Jan Skopek and Thomas Leopold
This study examines educational reproduction of East and West German men and women born between 1930 and 1950. In a prospective design, we study the importance of mobility and fertility pathways of reproduction, considering not only the social reproduction of education as an attribute but also the demographic reproduction of individuals who carry this attribute. Using data from NEPS and SOEP, we introduce a method that estimates prospective models based on retrospective data commonly available in surveys. The analysis offers new estimates of the expected number of high- and low-educated children born to men and women of different levels of education. Findings show that the importance of the fertility pathway of educational reproduction was higher in West than in East Germany, higher for women than for men, and higher for earlier than for later cohorts. For West German women of earlier cohorts, the fertility pathway tempered educational reproduction among the high-educated and reinforced it among the low-educated.
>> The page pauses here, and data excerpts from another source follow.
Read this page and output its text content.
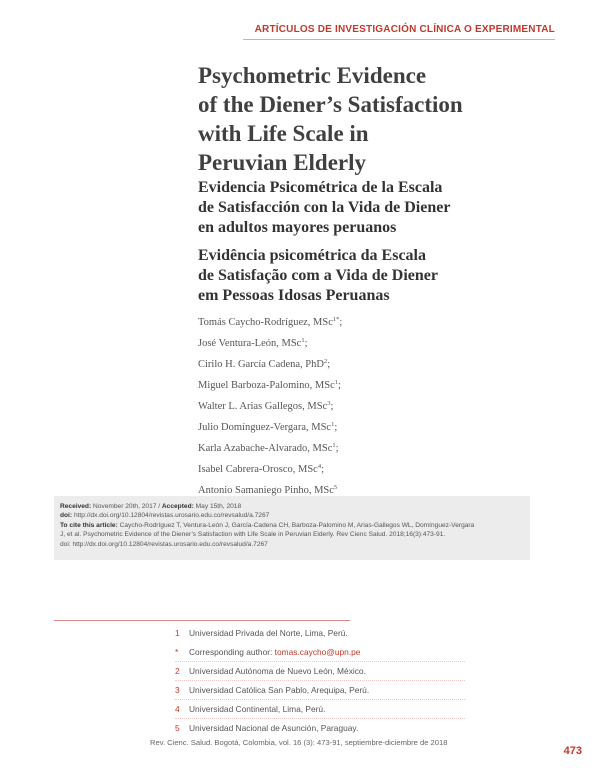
ARTÍCULOS DE INVESTIGACIÓN CLÍNICA O EXPERIMENTAL
Psychometric Evidence
of the Diener’s Satisfaction
with Life Scale in
Peruvian Elderly
Evidencia Psicométrica de la Escala
de Satisfacción con la Vida de Diener
en adultos mayores peruanos
Evidência psicométrica da Escala
de Satisfação com a Vida de Diener
em Pessoas Idosas Peruanas
Tomás Caycho-Rodríguez, MSc$^{1*}$;
José Ventura-León, MSc$^1$;
Cirilo H. García Cadena, PhD$^2$;
Miguel Barboza-Palomino, MSc$^1$;
Walter L. Arias Gallegos, MSc$^3$;
Julio Domínguez-Vergara, MSc$^1$;
Karla Azabache-Alvarado, MSc$^1$;
Isabel Cabrera-Orosco, MSc$^4$;
Antonio Samaniego Pinho, MSc$^5$
Received: November 20th, 2017 / Accepted: May 15th, 2018
doi: http://dx.doi.org/10.12804/revistas.urosario.edu.co/revsalud/a.7267
To cite this article: Caycho-Rodríguez T, Ventura-León J, García-Cadena CH, Barboza-Palomino M, Arias-Gallegos WL, Domínguez-Vergara
J, et al. Psychometric Evidence of the Diener’s Satisfaction with Life Scale in Peruvian Elderly. Rev Cienc Salud. 2018;16(3):473-91.
doi: http://dx.doi.org/10.12804/revistas.urosario.edu.co/revsalud/a.7267
1 Universidad Privada del Norte, Lima, Perú.
* Corresponding author: tomas.caycho@upn.pe
2 Universidad Autónoma de Nuevo León, México.
3 Universidad Católica San Pablo, Arequipa, Perú.
4 Universidad Continental, Lima, Perú.
5 Universidad Nacional de Asunción, Paraguay.
Rev. Cienc. Salud. Bogotá, Colombia, vol. 16 (3): 473-91, septiembre-diciembre de 2018
473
Population renewal models show that differential fertility slightly lowered educational attainment and slightly increased inequality in educational attainment in the offspring generation. Across cohorts, the fertility pathway declined in importance, a result of fertility convergence between education groups and educational expansion in postwar Germany. We conclude that prospective designs advance
our understanding of educational reproduction. The method that we introduce substantially reduces the data requirements of prospective analysis, facilitating future prospective research on social stratification.